Manipulation of small nations and countries by bigger countries for their own political gains when needed and sudden disposal of them when they are no longer needed is not new in geopolitics and shouldn’t come as a surprise to Kurds in Syria and elsewhere. Armenians went through a similar experience with Russian lead Soviet Union that surrendered Armenian territories without a fight to Turkey, despite tens of thousands of lives that were lost, including Russian lives defending them years prior, in what has become known as Treaty of Kars (1921). Similar events have happened before that as well when the U.S. Congress refused to endorse the Treaty of Sevres (1918) that was negotiated by the U.S. President Woodrow Wilson and was supported by more than twenty countries from the League of Nations (the forerunner of the U.N.) which would have granted Kurds with a statehood and allowed the Republic of Armenia to consolidate its territories lost in the genocide. France acted in a similar manner towards Armenian people by first promoting and then suddenly withdrawing its support for the creation of the Armenian republic in Cilicia located on the shores of the Mediterranean Sea.


If history is any guidance, the only way that Armenia can secure its future as a nation-state is by relying upon its own abilities and strength. Armenia cannot and should not outsource its security to other states and should not be reliant on other states for maintaining it. It is not excluded that one day, due to major events in Russia or secret agreements that may be reached between Russia and Turkey, Armenians will witness another withdrawal of Russian troops from Armenia, left alone to fend for itself against genocidal Turkey and Azerbaijan.  As such, it is paramount for Armenia to develop additional security guarantees with other states such as U.S./NATO, Iran, India and China that have mutual interests in limiting Turkish influence in the region and preventing the rebirth of the Ottoman Empire 2.0 that President Erdogan envisions.

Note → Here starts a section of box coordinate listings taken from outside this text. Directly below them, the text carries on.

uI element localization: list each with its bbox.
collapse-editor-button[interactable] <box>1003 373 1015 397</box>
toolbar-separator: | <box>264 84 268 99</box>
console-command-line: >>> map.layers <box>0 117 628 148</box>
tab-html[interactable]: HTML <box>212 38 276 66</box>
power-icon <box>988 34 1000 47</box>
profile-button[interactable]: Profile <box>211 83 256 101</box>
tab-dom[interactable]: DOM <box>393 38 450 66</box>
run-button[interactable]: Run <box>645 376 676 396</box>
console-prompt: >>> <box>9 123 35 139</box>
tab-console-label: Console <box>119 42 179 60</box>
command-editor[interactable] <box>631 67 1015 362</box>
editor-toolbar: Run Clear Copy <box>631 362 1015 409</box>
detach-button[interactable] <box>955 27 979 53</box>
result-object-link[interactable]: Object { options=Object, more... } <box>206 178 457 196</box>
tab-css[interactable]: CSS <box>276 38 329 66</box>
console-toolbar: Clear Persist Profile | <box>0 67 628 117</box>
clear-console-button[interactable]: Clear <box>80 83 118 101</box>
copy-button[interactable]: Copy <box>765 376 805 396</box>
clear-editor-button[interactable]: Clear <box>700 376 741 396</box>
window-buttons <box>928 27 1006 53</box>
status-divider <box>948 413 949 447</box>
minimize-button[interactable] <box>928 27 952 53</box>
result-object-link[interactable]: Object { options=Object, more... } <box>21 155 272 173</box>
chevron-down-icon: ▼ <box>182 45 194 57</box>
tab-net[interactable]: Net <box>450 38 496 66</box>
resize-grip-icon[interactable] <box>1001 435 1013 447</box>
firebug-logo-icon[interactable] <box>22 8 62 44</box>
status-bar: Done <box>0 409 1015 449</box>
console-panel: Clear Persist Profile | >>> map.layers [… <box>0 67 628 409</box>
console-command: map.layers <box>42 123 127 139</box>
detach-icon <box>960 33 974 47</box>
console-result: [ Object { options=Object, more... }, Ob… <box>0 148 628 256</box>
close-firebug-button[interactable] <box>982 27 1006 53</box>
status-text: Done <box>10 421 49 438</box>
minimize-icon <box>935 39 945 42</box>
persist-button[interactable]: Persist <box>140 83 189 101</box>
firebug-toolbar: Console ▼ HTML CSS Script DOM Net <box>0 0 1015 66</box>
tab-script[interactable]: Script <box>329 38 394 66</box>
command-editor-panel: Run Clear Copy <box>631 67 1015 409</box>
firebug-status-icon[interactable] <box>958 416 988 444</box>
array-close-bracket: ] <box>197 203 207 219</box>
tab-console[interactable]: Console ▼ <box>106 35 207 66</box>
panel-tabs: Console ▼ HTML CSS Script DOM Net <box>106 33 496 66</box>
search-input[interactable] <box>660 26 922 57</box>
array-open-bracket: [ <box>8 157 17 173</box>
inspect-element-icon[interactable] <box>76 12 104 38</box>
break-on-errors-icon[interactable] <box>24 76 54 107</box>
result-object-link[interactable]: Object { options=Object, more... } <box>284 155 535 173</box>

His disregard for marine boundaries of Greece and Cyprus, blatant invasion of Syria, continued oppression of ethnic and religious minorities in Turkey (among them Kurds), frantic suppression of political dissent and stifling of democratic discourse in Turkey should be viewed as a constant threat to Armenia’s national security and to the security of every Armenian in the Middle East. Anyone or any country that suggests Armenia to compromise on the issue of Artsakh should be viewed with a great suspicion and any Armenian leader who agrees to comprise should be removed from office and charged for national treason.

Only through multilateral security treaties with multiple regional actors and extra-regional powers both near and afar, in addition to and foremost through collective efforts of Armenia and its world-wide diaspora a degree of security can be achieved to ensure the existence of the Armenian state for the foreseeable future. Furthermore, the chosen course of Pashinyan’s government to aid in the development of indigenous Armenian military-industrial complex to the point of achieving self-sufficiency should be encouraged and supported not only by the Armenian diaspora but also by other countries that do not want to see the re-emergence of the Ottoman Empire 2.0 on the borders of Europa and Asia. European and Asian weapons manufacturers should consider opening factories in Armenia or at least consider forming partnerships with Armenian weapons manufacturers to develop modern defense products to address security challenges of the future. In fact, Armenia should consider becoming a nuclear state similar to Israel to effectively deter any aggression by Turkey and as such it should be supported by great powers that want to limit the expansion of Turkish influence in the region.